Mochi ice cream inventor Frances Hashimoto dies of cancer

Frances Hashimoto, an influential business leader in LA's Little Tokyo neighborhood, who "fought to preserve the neighborhood's Japanese cultural traditions and who invented the popular fusion dessert known as mochi ice cream," has died of lung cancer. She was 69.

Hashimoto was born in a WWII internment camp in Arizona in 1943.

“She was an angel on earth,” her husband told the AP. “She always gave and gave and gave to the Japanese community.”

The fusion dessert she invented involves ice cream (in any one of seven flavors) nestled inside a soft, sweet, chewy-gooey rice cake pillow. Her Mikawaya USA brand mochi ice cream broke out of the "ethnic food" niche long ago, and is widely carried in mainstream American grocery chains like Trader Joe's, Safeway, Albertsons and Ralphs. You can also enjoy it at the Little Tokyo dessert boutique where she started it all, Mikawaya. I've noshed on the sweet treat there, and recommend you do the same when next in Los Angeles, in her honor.



  1. I love mochi ice cream. It’s the superior way to eat ice-cream with your hands.  Ice cream sandwiches have a tendency to leave cookie residue on your fingers.

  2. Those things can be quite successfully deep-fried. It’s like they come pre-battered. Crispy with a core of half melted green tea icecream. 

  3. I had no idea that mochi ice cream started right there. Any time my Japanese class in high school went to LT, they’d give us free mochi ice cream treats.

  4. Mochi is widely carried in Asian grocery stores as well. The green tea flavor is my favorite. My daughter is a mochi fiend.
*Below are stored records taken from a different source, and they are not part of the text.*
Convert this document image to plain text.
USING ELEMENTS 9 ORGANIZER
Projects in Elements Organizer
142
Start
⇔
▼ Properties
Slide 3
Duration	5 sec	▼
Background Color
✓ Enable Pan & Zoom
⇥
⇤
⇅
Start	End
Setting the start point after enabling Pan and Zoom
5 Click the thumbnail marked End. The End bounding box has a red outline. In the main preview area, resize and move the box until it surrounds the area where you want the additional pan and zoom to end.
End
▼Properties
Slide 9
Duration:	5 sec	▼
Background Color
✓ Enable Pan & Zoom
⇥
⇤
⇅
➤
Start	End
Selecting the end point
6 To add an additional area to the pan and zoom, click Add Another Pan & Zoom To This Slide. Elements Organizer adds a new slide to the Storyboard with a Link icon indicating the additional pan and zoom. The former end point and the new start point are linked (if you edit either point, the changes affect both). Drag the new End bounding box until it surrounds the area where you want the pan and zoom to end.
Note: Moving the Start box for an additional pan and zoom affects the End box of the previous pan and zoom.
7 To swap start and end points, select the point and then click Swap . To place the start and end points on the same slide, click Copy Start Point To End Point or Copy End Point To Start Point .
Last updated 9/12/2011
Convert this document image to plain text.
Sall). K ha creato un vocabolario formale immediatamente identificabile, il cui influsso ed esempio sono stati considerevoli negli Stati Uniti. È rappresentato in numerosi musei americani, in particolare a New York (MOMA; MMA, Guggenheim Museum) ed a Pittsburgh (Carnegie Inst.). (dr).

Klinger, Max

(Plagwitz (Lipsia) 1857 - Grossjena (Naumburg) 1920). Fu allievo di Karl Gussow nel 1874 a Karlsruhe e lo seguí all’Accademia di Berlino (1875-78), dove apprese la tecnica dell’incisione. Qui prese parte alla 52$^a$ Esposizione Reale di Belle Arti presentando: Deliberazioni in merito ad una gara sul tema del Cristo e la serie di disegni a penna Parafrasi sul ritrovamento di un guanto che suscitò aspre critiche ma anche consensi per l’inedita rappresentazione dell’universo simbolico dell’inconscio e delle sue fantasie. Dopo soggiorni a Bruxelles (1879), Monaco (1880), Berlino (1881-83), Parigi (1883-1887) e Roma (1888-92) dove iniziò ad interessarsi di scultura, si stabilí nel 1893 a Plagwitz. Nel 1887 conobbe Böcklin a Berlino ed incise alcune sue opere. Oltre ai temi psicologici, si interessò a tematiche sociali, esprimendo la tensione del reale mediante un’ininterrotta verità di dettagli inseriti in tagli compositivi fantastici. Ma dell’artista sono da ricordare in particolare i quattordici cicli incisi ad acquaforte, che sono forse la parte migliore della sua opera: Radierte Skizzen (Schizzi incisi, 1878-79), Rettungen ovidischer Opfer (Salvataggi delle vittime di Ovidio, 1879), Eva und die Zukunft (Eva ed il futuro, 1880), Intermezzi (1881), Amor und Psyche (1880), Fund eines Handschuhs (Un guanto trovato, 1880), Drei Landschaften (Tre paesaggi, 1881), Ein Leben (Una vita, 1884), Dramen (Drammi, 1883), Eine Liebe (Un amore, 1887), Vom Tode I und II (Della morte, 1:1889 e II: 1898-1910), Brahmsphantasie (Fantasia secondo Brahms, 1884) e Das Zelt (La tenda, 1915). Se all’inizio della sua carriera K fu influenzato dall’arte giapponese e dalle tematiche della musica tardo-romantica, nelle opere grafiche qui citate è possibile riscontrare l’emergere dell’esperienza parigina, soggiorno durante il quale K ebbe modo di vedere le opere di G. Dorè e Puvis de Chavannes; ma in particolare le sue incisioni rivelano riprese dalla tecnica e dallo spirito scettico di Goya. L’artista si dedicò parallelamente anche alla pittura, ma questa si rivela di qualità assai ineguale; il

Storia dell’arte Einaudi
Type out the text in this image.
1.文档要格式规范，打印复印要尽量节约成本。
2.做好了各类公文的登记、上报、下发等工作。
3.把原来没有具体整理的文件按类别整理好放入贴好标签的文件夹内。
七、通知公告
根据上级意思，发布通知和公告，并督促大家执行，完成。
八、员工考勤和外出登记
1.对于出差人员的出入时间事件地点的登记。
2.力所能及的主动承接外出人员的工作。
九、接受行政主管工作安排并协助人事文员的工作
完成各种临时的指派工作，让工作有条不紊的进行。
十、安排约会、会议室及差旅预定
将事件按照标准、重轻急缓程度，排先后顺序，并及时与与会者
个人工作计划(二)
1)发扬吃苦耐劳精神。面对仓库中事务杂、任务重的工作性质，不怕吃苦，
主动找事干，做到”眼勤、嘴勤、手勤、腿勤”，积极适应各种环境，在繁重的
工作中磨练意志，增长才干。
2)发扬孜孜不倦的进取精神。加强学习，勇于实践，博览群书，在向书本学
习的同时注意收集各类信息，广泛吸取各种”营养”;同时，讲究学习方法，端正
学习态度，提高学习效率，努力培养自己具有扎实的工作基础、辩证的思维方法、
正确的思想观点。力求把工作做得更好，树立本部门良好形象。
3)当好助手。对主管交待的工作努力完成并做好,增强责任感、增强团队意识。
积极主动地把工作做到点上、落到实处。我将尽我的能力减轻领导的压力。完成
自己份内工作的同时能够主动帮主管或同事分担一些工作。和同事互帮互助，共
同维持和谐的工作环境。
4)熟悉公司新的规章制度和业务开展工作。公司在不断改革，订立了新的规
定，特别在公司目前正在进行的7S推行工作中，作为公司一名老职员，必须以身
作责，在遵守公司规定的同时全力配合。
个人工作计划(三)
Surprised to hear it was invented in LA.

    1. Mochi itself (the sticky wrapper on mochi ice cream) is a traditional Japanese sweet. It’s made of sticky rice that’s kneaded for hours until it’s smooth.

      I don’t know how they manage to wrap it around ice cream. I’ve made red bean filled mochi balls, and we had to handle the mochi when it was still hot enough to be painful. You make a ball, squish it flat, and wrap it around a pre-frozen ball of red bean paste.

  5. So disappointing to hear. :( I’ll second the recommendation on a trip to Miyakawa. I’m sure they’re serving the same packaged frozen product that you buy in the store, but for some reason (maybe the temp they hold it at?) theirs seems much better. 

  6. I love mochi ice cream, but save it for special treats.  Where I live, that tray of 6 little scrumptious pillows is over $5.

  7. Sorry to hear of her untimely passing. That dessert is scrumptious. It’s a hard slog to succeed with a niche food product with a small product line, and it’s nice to see such a success  story knowing the additional obstacles she faced because of her circumstances. I’m sure she will be missed by all connected to her. Hopefully the company is in good hands and we all get to continue to enjoy her legacy.

  8. Yummy indeed. But too much plastic packaging for my liking. Anyone have a useful DIY project that makes use of the otherwise landfilled plastic?